Call and his friends vacationed in Spain last December to support FC Barcelona in its match against arch rival Real Madrid. They had also planned to take a side trip to nearby Tangier, Morocco, to experience the city’s architecture and culture. In fact, Call purchased plane tickets months earlier from low-cost carrier, Vueling. But soon after he bought his airfare in August, the airline rescheduled the December flight.
Unfortunately, the new flight time conflicted with Call’s soccer plans in Spain. So in late August he followed the airline’s steps to collect a refund within thirty days. But he said weeks turned to months with no money returned to his account. And Call said the airline’s customer service was not much help.
“I kept getting these generic responses back via email in no real true dialogue or communication,” Call said.
Call said he also had no luck trying to resolve his request through Vueling’s Facebook page.
Fast-forward to December during his vacation in Spain: Call filed an in-person complaint form with Vueling at the Madrid airport and said he provided his bank information at the airline’s request.
“I did confirm that all the banking information on that December 6 form was accurate to initiate a refund,” Call said.
Upon his return to Chicago, he said he began making international phone calls to Vueling.
“They would transfer me to another department or speak with another person who would still give me the same runaround and truly not address my issue,” Vueling said.
After Call said the airline requested his bank account information for a second time, he received an email in February stating that his case was resolved. However, Call said he noticed he made an error in the processing paperwork.
"I identified the error and informed them of the mistake and still continued a lengthy wait for a refund," Call said.
NBC 5 Responds stepped-in to help and emailed Vueling with Call’s concerns. He wanted his flight refunded and a reimbursement for the international phone calls he made while trying to resolve the issue.
“Four-hundred and some dollars may not mean a lot to some people, but as a social worker working in the city of Chicago, it is important to me,” Call said.
While we did not receive an immediate response from the airline, Call said a $267 flight refund, adjusted for currency exchange rates, showed up in his account the next day.
“You guys were able to pull a rabbit out of a hat and provide me with some resolution,” Call said. “I find it to be odd to say that I got the refund purely because they finally got their ducks in a row, versus your team stepping in to assist me.”
NBC 5 Responds and Telemundo Chicago later spoke by phone to a representative from Vueling. While the airline said it would not reimburse Call for the international phone calls, the spokesperson later emailed a statement explaining the delay in refunding Call.
"The refund took so long because due to a technical error in our payment system, we were not able (to) do it directly on his credit card," the spokesperson wrote.

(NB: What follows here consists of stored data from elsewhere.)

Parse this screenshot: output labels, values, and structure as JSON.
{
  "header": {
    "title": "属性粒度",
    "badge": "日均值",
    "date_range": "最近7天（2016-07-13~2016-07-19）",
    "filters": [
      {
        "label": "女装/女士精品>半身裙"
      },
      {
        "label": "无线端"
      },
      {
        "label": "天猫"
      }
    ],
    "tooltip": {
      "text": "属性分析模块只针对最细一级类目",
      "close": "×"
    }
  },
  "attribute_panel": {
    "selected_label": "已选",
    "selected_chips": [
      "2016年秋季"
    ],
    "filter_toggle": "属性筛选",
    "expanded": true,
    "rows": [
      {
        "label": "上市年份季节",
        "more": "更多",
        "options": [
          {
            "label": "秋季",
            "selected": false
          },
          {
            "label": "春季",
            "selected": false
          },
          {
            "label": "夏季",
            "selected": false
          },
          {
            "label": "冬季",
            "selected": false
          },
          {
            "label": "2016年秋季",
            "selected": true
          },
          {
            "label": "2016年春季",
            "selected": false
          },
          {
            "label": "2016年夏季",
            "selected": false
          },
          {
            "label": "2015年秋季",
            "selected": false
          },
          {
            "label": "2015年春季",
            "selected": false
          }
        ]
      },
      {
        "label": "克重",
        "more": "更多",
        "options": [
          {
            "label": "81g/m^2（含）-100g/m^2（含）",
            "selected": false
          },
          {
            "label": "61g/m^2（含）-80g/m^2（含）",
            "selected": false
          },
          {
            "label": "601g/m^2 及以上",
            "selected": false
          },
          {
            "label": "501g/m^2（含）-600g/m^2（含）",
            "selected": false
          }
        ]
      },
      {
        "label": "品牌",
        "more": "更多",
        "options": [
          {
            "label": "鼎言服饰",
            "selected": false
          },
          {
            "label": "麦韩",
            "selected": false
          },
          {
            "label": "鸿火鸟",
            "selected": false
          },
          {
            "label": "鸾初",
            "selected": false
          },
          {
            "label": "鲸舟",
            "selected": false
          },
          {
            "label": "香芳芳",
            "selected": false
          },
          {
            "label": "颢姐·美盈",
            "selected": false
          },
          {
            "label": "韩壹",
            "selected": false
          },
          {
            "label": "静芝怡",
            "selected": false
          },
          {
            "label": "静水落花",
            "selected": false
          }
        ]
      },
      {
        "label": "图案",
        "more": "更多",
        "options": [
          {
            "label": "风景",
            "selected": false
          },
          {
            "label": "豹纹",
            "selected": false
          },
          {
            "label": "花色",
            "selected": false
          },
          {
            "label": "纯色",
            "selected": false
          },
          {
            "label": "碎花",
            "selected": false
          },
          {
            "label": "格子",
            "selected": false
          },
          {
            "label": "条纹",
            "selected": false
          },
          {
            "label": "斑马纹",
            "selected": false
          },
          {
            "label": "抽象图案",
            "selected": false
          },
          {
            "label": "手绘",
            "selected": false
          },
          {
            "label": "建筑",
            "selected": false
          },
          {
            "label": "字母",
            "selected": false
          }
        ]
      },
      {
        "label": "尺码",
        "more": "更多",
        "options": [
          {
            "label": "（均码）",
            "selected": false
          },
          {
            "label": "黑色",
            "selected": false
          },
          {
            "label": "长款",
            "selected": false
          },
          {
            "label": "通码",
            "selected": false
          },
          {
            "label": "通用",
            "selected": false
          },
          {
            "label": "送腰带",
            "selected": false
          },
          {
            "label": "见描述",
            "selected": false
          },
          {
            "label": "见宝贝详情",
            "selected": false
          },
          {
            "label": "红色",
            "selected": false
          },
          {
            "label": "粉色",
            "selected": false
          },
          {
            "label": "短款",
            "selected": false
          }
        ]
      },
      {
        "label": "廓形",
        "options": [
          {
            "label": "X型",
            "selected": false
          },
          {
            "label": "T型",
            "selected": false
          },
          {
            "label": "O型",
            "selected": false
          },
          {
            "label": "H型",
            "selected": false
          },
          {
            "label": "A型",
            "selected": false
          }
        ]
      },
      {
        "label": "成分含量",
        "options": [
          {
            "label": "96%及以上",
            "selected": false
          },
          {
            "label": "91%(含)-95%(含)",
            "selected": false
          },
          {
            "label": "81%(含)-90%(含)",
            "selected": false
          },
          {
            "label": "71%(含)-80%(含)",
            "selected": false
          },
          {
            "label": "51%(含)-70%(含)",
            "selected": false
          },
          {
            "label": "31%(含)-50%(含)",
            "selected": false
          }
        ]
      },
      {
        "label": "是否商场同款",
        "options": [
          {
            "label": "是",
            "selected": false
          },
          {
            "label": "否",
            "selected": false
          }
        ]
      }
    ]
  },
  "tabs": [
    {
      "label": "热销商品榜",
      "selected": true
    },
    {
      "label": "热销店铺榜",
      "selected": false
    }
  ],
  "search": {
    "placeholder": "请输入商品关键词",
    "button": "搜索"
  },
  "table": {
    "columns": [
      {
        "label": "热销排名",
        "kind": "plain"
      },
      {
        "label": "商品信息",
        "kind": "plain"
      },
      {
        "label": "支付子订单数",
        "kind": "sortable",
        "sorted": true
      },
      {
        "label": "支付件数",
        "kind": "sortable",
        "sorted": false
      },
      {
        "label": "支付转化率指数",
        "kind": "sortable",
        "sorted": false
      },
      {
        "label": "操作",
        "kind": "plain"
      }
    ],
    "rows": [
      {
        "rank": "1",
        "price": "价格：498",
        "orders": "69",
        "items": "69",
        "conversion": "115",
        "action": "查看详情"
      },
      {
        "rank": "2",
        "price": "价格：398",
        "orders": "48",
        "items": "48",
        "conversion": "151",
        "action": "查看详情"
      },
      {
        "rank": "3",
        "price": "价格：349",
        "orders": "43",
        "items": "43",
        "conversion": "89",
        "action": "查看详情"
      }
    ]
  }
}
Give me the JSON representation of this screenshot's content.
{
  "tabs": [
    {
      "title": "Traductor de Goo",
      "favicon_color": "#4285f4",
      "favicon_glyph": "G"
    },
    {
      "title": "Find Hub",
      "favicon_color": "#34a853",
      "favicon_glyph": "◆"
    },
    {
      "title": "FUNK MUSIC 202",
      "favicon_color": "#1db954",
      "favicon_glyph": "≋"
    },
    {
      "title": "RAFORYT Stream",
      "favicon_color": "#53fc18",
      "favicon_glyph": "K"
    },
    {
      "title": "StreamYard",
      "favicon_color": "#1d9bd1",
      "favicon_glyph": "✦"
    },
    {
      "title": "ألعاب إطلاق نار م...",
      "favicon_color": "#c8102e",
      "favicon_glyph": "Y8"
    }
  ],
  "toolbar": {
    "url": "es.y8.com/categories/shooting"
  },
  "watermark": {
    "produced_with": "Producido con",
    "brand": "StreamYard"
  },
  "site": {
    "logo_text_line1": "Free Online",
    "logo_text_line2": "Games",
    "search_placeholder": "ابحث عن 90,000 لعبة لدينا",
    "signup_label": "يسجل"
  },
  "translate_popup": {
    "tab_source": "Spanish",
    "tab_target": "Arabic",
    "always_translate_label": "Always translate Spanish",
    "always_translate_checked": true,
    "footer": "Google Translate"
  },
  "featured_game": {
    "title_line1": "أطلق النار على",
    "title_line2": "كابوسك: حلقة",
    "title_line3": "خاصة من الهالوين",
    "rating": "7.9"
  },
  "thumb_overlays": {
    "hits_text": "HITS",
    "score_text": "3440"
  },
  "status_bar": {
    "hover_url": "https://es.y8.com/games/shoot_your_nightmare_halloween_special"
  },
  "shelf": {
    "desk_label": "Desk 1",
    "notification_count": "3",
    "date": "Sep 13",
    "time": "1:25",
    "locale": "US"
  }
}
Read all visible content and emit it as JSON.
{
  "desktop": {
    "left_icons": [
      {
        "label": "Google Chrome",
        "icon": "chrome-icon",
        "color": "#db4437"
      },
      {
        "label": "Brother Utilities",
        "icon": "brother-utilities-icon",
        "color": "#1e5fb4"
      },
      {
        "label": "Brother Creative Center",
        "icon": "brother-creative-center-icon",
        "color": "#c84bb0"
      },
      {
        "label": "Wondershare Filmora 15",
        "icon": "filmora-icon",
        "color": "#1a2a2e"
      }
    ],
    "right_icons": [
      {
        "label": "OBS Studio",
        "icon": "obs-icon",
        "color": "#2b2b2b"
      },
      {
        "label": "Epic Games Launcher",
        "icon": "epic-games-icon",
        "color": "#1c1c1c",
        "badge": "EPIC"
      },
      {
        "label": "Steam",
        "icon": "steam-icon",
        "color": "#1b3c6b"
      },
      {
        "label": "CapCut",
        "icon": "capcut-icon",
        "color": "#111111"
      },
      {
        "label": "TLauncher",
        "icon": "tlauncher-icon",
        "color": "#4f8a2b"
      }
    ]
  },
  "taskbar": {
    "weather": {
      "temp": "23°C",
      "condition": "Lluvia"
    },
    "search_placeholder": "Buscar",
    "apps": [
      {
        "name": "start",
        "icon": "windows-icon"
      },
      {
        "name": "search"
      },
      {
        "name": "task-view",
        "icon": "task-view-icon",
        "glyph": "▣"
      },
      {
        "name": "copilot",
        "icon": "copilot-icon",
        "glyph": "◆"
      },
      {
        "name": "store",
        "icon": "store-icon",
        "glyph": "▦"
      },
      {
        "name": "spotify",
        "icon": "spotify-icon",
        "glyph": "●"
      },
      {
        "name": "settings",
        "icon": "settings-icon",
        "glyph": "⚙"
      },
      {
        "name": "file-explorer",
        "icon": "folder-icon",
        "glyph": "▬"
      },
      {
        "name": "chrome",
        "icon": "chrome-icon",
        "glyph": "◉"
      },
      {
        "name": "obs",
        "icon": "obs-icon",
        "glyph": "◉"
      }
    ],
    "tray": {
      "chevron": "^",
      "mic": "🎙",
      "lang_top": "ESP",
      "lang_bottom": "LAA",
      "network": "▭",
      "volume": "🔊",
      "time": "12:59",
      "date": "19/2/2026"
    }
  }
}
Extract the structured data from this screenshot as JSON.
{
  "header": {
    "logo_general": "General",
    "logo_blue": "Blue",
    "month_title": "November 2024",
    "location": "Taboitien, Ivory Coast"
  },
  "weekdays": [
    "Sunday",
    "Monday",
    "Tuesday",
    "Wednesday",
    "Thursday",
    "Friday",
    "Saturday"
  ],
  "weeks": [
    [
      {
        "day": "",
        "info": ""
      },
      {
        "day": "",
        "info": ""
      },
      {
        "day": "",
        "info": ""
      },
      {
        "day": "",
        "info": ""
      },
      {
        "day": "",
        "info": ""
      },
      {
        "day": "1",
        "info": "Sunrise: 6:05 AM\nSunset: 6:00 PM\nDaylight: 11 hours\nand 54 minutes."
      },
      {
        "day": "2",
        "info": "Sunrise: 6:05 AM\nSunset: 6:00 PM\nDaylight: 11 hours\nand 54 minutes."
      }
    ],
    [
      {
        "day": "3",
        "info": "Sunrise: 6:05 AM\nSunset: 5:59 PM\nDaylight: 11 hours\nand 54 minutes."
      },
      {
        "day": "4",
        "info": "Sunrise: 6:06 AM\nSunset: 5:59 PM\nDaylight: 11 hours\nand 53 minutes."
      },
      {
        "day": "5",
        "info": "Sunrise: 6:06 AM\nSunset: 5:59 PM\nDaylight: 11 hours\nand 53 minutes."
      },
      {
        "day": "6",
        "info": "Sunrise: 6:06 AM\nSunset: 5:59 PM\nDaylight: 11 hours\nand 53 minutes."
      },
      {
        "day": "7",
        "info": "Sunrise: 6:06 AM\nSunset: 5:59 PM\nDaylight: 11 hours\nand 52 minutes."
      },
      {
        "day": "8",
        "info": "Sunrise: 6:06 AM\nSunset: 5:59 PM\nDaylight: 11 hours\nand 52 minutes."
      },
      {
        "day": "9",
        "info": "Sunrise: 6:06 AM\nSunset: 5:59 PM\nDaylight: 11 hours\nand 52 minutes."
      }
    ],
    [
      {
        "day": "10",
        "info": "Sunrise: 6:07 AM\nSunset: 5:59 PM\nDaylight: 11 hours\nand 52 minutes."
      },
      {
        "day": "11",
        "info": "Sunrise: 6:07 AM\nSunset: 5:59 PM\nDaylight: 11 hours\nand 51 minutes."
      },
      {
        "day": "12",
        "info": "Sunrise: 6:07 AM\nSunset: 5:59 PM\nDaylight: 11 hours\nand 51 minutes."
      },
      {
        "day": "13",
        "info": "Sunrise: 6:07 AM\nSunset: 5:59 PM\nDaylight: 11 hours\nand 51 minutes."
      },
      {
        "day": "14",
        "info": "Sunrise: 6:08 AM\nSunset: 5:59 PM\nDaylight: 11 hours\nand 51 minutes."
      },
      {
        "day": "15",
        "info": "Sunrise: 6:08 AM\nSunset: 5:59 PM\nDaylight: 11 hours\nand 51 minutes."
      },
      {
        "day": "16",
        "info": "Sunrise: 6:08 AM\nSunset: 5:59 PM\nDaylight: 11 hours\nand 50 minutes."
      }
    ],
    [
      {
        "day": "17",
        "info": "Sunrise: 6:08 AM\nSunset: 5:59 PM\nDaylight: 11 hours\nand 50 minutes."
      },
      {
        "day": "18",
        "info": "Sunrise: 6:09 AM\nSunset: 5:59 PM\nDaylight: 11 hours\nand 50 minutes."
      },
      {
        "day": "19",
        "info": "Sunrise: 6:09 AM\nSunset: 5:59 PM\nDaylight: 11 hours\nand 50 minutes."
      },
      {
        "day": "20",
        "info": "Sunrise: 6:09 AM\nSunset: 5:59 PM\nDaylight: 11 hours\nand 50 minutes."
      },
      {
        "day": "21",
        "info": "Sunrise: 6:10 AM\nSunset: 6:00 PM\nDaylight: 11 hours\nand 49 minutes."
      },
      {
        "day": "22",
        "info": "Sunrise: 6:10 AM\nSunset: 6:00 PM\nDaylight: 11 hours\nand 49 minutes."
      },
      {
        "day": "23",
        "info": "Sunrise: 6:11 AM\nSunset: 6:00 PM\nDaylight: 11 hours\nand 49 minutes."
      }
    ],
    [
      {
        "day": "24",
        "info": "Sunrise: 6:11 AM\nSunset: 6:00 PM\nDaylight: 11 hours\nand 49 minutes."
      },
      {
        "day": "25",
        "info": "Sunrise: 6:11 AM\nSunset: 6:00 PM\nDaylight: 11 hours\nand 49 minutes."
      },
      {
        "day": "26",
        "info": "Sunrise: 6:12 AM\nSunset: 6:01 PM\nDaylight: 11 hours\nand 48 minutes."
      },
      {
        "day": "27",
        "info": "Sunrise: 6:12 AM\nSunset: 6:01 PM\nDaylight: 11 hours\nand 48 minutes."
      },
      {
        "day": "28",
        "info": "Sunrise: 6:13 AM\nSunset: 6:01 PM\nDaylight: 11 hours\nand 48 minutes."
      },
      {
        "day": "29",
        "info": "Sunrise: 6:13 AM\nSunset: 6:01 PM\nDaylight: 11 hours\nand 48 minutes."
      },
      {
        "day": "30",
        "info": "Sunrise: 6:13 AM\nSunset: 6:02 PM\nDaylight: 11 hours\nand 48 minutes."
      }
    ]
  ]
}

The spokesperson further explained that in order not to further delay the refund, Vueling asked Call if it was okay to send the refund via bank transfer. The airline said Call’s account detail error impacted the transfer.
"We failed to do it in the three first attempts," the spokesperson wrote. "The fourth attempt, on March 13th, we effectively managed to do it."
But Call feels the issue should have been avoided all-together because he provided the correct bank information months earlier in Spain.
It took Call months to receive his refund even after corresponding with Vueling in the form of emails, social media exchanges and phone calls. Still, travel experts say European airlines generally have more passenger-friendly protections than the US airlines.
Christine Sarkis of Smarter Travel urges consumers experiencing similar customer service issues with non-US airlines to outline their request in the clearest, simplest and most documented way.
“If you suspect that language or comprehension may be a barrier over the phone, find the online customer feedback form and get typing,” Sarkis said. “You can also enlist the help of airline’s social media pages, which are often staffed by multilingual customer service experts.”